It hurts to even imagine what ugly occurrence might compare, maybe with John Elway driving his Denver Broncos to a Super Bowl championship, but No. 7 perishes from a collision at the 3-yard line. Imagine.
Or maybe a Derek Jeter hitting a Yankee Stadium grand slam for an 8-6 win in Game 7 of the World Series, but No. 2 is struck down by a heart attack after rounding third base. Imagine.
Many athletes die before their time, but it's more often a smackup on a highway or in an airplane, maybe an illness or self-destruction. But how many depart this earth while at optimum combat in the mightiest venue of their sport? I have trouble naming any; surely none as noted as Dale Earnhardt.
A script so rare, so piercing.
Emotions for Earnhardt have been wonderfully honorable, except for a moronic few.
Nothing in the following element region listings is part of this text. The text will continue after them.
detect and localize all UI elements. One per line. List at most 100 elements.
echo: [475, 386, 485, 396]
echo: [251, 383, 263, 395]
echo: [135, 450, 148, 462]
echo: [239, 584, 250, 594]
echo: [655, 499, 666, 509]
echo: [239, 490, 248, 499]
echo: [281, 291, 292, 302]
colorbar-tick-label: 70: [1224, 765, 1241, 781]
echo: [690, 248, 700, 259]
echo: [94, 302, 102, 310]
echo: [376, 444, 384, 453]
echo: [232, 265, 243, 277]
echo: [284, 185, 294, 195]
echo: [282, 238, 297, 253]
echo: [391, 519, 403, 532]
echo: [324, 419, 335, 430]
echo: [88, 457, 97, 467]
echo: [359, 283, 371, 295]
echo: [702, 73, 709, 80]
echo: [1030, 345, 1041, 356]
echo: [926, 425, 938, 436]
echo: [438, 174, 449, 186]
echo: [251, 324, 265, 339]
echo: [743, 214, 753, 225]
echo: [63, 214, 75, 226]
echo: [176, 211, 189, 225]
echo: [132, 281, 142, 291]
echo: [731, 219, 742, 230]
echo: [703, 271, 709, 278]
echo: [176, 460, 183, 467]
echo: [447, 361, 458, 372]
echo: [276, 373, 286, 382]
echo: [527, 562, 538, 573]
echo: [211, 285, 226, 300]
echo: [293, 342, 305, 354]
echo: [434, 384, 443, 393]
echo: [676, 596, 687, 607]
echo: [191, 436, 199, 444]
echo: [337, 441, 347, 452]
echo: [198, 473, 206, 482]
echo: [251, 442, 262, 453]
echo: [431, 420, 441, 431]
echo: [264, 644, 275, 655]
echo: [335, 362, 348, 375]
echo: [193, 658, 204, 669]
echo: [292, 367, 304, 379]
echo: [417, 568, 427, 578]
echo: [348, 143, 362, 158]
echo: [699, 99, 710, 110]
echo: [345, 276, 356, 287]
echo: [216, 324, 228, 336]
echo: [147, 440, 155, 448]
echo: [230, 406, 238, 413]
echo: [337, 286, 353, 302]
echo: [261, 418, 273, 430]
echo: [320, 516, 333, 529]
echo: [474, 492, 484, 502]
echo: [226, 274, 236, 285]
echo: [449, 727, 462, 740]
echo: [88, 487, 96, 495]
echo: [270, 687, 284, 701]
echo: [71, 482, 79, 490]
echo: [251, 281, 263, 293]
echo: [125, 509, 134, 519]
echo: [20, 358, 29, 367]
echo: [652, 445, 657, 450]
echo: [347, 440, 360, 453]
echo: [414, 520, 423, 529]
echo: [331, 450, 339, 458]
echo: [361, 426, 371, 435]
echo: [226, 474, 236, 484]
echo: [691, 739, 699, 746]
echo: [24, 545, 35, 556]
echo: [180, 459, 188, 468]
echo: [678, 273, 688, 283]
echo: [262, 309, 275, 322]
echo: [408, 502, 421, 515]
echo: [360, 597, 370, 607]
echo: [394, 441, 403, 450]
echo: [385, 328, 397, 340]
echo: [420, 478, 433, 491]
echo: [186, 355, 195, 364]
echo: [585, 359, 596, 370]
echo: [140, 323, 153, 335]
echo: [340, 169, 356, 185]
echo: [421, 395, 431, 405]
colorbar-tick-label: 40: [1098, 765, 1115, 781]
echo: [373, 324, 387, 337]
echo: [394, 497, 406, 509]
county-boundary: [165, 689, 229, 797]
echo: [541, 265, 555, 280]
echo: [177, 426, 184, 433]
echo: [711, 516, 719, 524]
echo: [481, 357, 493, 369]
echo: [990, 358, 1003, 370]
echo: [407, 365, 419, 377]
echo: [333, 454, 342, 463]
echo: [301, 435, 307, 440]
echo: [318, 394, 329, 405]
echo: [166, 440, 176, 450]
Sputtering minds have chosen to blame two-time Daytona 500 champion Sterling Marlin for triggering the wreck that killed Dale.
Threats were delivered to the home base of a NASCAR driver who did nothing wrong; did no maneuver No. 3 hadn't tried 10,000 times; working well within the rules, written and not, in search of success.
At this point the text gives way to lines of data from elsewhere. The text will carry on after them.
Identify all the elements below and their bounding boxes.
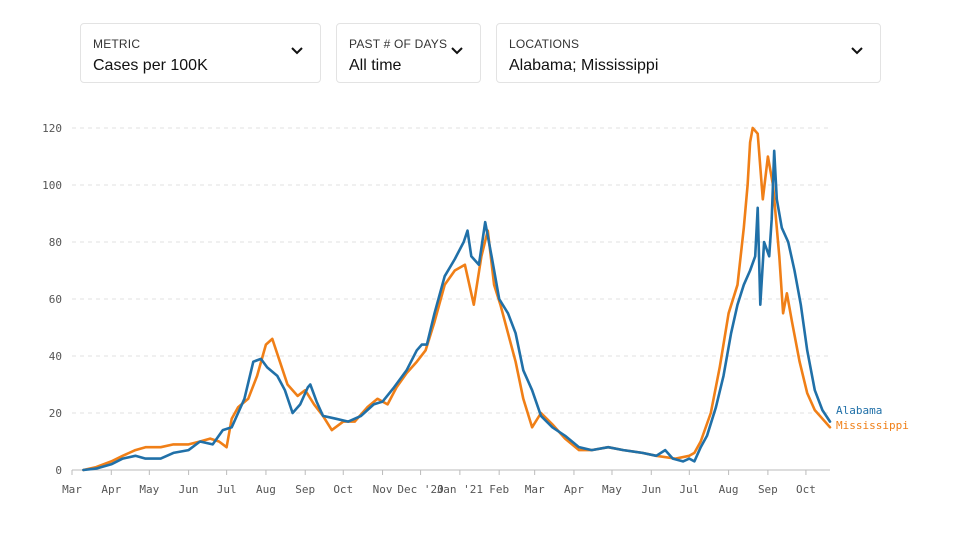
x-tick-label: Feb (489, 483, 509, 496)
series-label-mississippi: Mississippi (836, 419, 909, 432)
y-tick-label: 0 (55, 464, 62, 477)
chevron-down-icon (851, 47, 863, 55)
series-line-mississippi (82, 126, 832, 472)
x-tick-label: Jul (217, 483, 237, 496)
x-tick-label: May (139, 483, 159, 496)
x-tick-label: Oct (333, 483, 353, 496)
y-tick-label: 120 (42, 122, 62, 135)
metric-label: METRIC (93, 37, 141, 51)
x-tick-label: Sep (295, 483, 315, 496)
x-tick-label: Apr (564, 483, 584, 496)
y-tick-label: 40 (49, 350, 62, 363)
x-tick-label: Jun (179, 483, 199, 496)
y-tick-label: 80 (49, 236, 62, 249)
x-tick-label: Jul (679, 483, 699, 496)
x-tick-label: Oct (796, 483, 816, 496)
series-label-alabama: Alabama (836, 404, 882, 417)
locations-value: Alabama; Mississippi (509, 57, 659, 74)
metric-dropdown[interactable]: METRIC Cases per 100K (80, 23, 321, 83)
y-tick-label: 60 (49, 293, 62, 306)
chevron-down-icon (451, 47, 463, 55)
chevron-down-icon (291, 47, 303, 55)
days-dropdown[interactable]: PAST # OF DAYS All time (336, 23, 481, 83)
y-tick-label: 100 (42, 179, 62, 192)
x-tick-label: Sep (758, 483, 778, 496)
x-tick-label: Mar (62, 483, 82, 496)
x-tick-label: Apr (101, 483, 121, 496)
locations-label: LOCATIONS (509, 37, 580, 51)
grid-lines (72, 127, 830, 471)
x-tick-label: Jun (641, 483, 661, 496)
x-tick-label: Aug (256, 483, 276, 496)
y-axis-ticks: 0 20 40 60 80 100 120 (42, 122, 62, 477)
x-tick-label: Aug (719, 483, 739, 496)
metric-value: Cases per 100K (93, 57, 208, 74)
series-labels: Alabama Mississippi (836, 404, 909, 432)
series-lines (82, 126, 832, 472)
x-tick-label: Nov (373, 483, 393, 496)
x-tick-label: Mar (525, 483, 545, 496)
days-value: All time (349, 57, 402, 74)
y-tick-label: 20 (49, 407, 62, 420)
x-tick-label: Dec '20 (397, 483, 443, 496)
days-label: PAST # OF DAYS (349, 37, 448, 51)
x-tick-label: Jan '21 (437, 483, 483, 496)
x-tick-label: May (602, 483, 622, 496)
series-line-alabama (82, 149, 832, 472)
locations-dropdown[interactable]: LOCATIONS Alabama; Mississippi (496, 23, 881, 83)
As their automobiles jockeyed into Turn 4, rumbling at 170 mph, there was Marlin-Earnhardt contact, a fender flick that caused Dale to go out of control, slamming into a concrete wall.
Waltrip, speaking with grace and dignity, said Sterling should be not at all blamed. Find me a Daytona 500 driver who disagrees.
But, too often, there are bottom feeders who refuse to understand even what is apparent to all sensible souls. Wonder how many nasty callers left their names and phone numbers. Anonymous is frequently the partner of gutless.
I have seen no professional sports brotherhood quite like NASCAR. As with families, they have disagreements, even fights. Names can be called. But, as with most families, when there is a major problem, the close knit is obvious.
Tony Stewart had a flipping Daytona 500 crackup that, at first glimpse, appeared more harsh than the wall smash of Earnhardt. Bobby Labonte rushed to Stewart's mangled car, checking health. Fearing a concussion, the rival driver asked Tony who was president of the United States. I assume he said Bush, or at least Clinton. Bobby smiled.
Two days from now, Dale's associates will be racing again, at a North Carolina place called Rockingham, including Little E and Waltrip. Show goes on. Races go on.
Hopefully, much has been learned about how to do it more safely, as well as about the people who drive and those who cheer them.